Weltstars an der Maas
Zugegeben Puccinis "Mädchen aus dem Goldenen Westen" wird nie zu den ultimativen Opernhits gehören, doch die ambitionierte Orchestersprache läßt die kolportagehafte Handlung vergessen. Dieses wundervolle Werk gibt es jetzt in der Lütticher Oper zu erleben, die sich nach der Sanierung zu einer sehr ambitionierten Spielzeit mit echten Sängerhöhepunkten aufschwingt. Lorenzo Marianis Inszenierung, gleichzeitig für Palermo und San Francisco erstellt, ist keine Sternstunde der Regie, sondern erzählt die etwas haarige Handlung um Cowboys, Saloonwirtin und Banditen strikt und effektvoll nach Libretto. Für meinen Geschmack ist alles ein wenig "zu"; die Theke mit dem Riesenspiegel für arme Goldgräber zu üppig, die Ausgelassenheit zu aufgesetzt, da kracht Minnies Auftrittspistolenschuss wie Donner… und dann steht sie da: Dolly Parton, äh nein, Deborah Voigt als Minnie, doch im bordeauxfarbenen Leder-Reitdress mit wilder, blonder Mähne läßt sie durchaus an die Country-und Western-Ikone denken. Es ist wirklich Deborah Voigt, der Star von der Met, die man selten in unseren Gefilden zu Gehör bekommt, ein "All-American-Girl", die die naive Wild-West-Heroine mit viel Natürlichkeit und unglaublicher Verve verkörpert, zwar klingen die Höhen durch die vielen dramatischen Partien mittlerweile aufgerauht, doch man muß um keinen Ton fürchten, die Interpretation wird zur echten Herzenessache. An ihrer Seite als geliebter Bandit Dick Johnson alias Ramerrez singt Carl Tanner mit schön bronzenem Tenor, wie man sich das ebenfalls an den großen amerikanischen Häusern vorstellt. Der Dritte im Bunde ist Carlos Almaguer als fieser Sheriff Rance mit wunderbar üppigem Bariton, ein echtes Trio Triumphale. Die vielen, anderen Partien und die Chöre sind ebenfalls hervorragend bis gut besetzt, wobei der Bariton von Willem van der Heyden als Nick noch einmal besonders hervorsticht.
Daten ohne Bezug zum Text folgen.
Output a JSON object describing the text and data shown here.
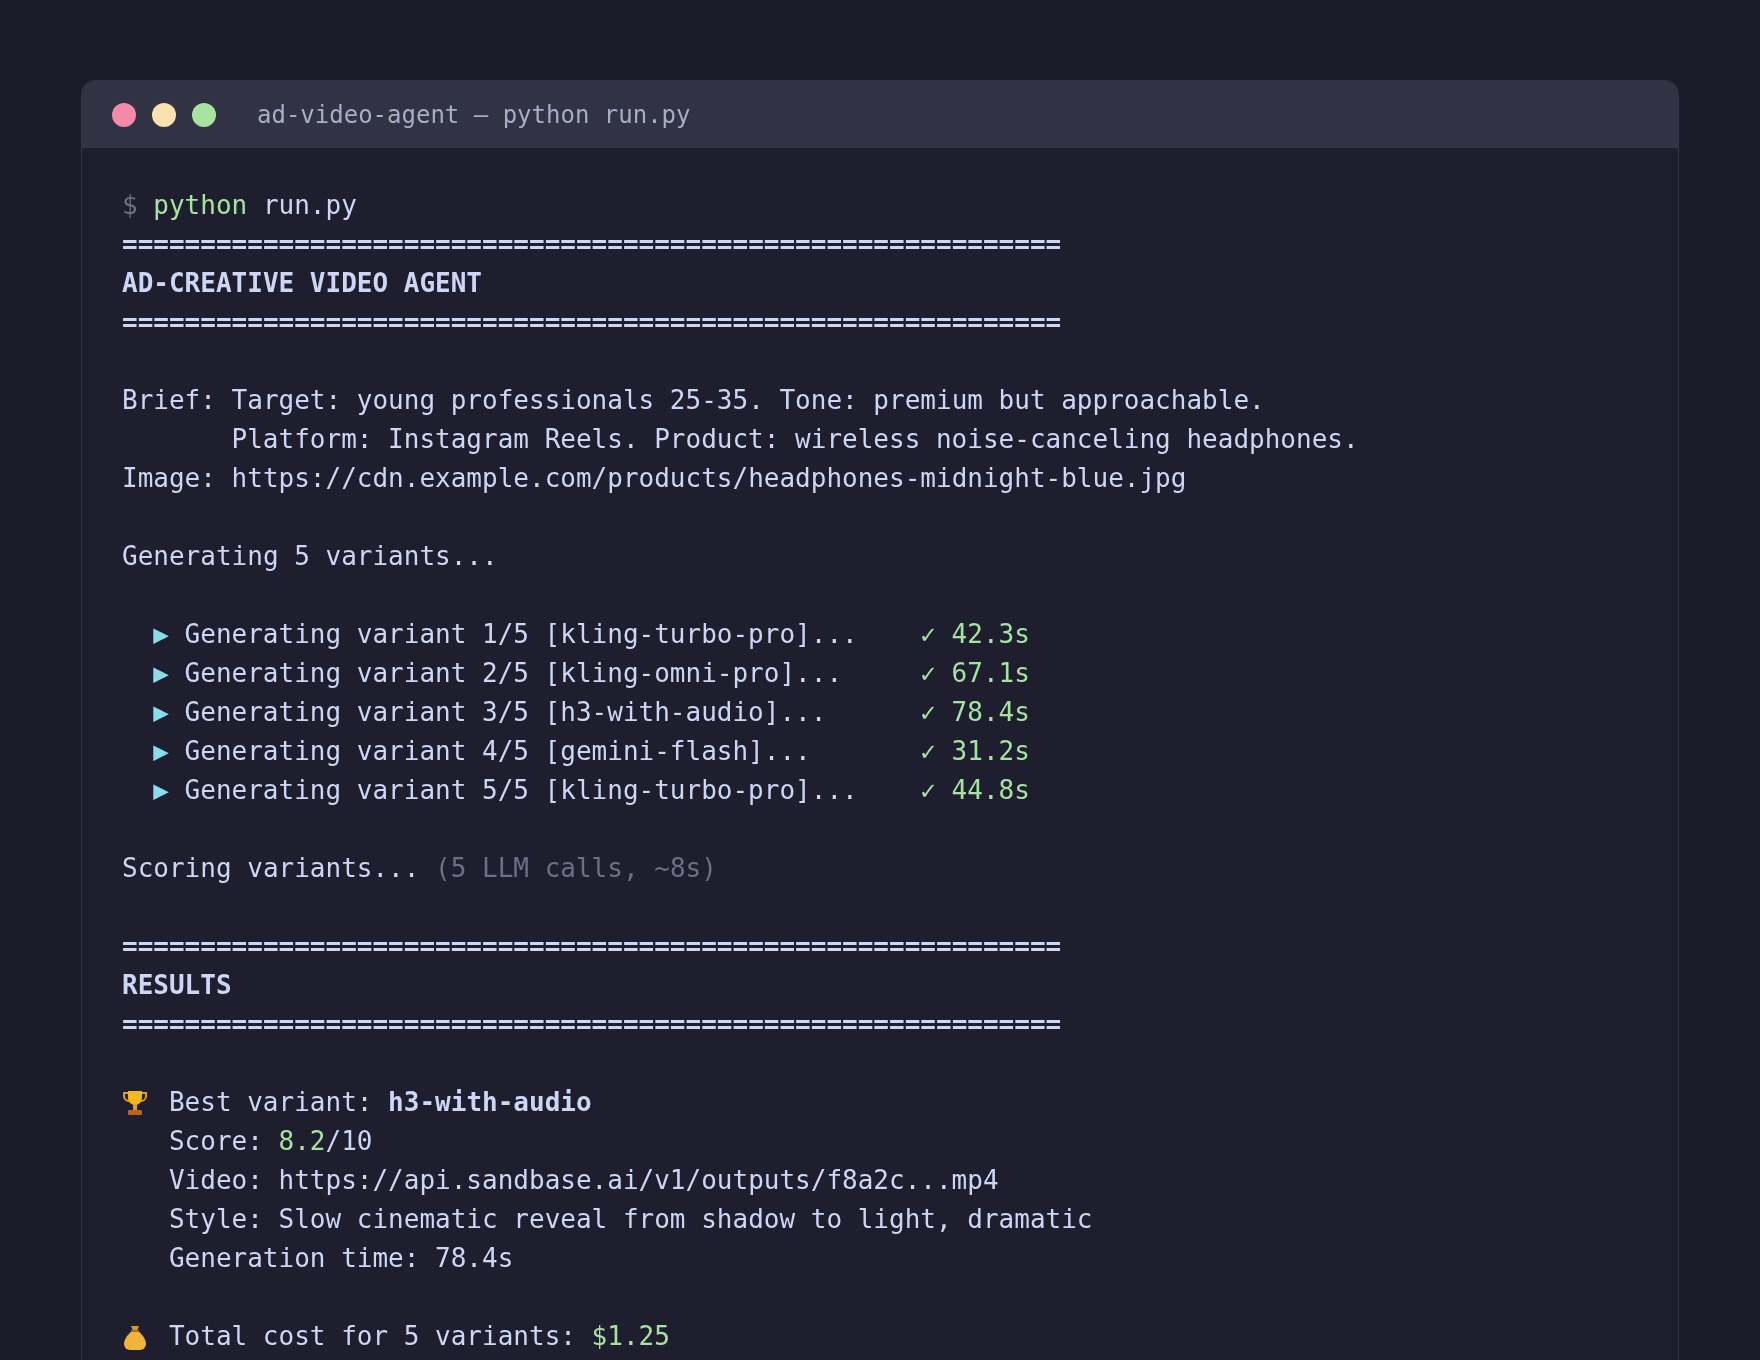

Was den Abend jedoch endgültig auf Weltniveau hebt ist das Opernorchester unter Gianluigi Gelmetti, die einen der besten Puccinis meines Lebens musizieren, da wird weder das süffige Melos mit seiner Nähe zur Filmmusik unterschlagen, noch die avancierten Modernitäten gerade dieser Partitur; für mich eine echte Erfüllung.
Freunde konservativer Oper kommen bei dieser Aufführung absolut auf ihre Kosten, wie qualitätsbewußte Melomanen. Die nächste Premiere, Verdis "La forza del destino", weist ebenfalls ein sehr interessantes Besetzungsangebot auf, also hin: Lüttich lohnt.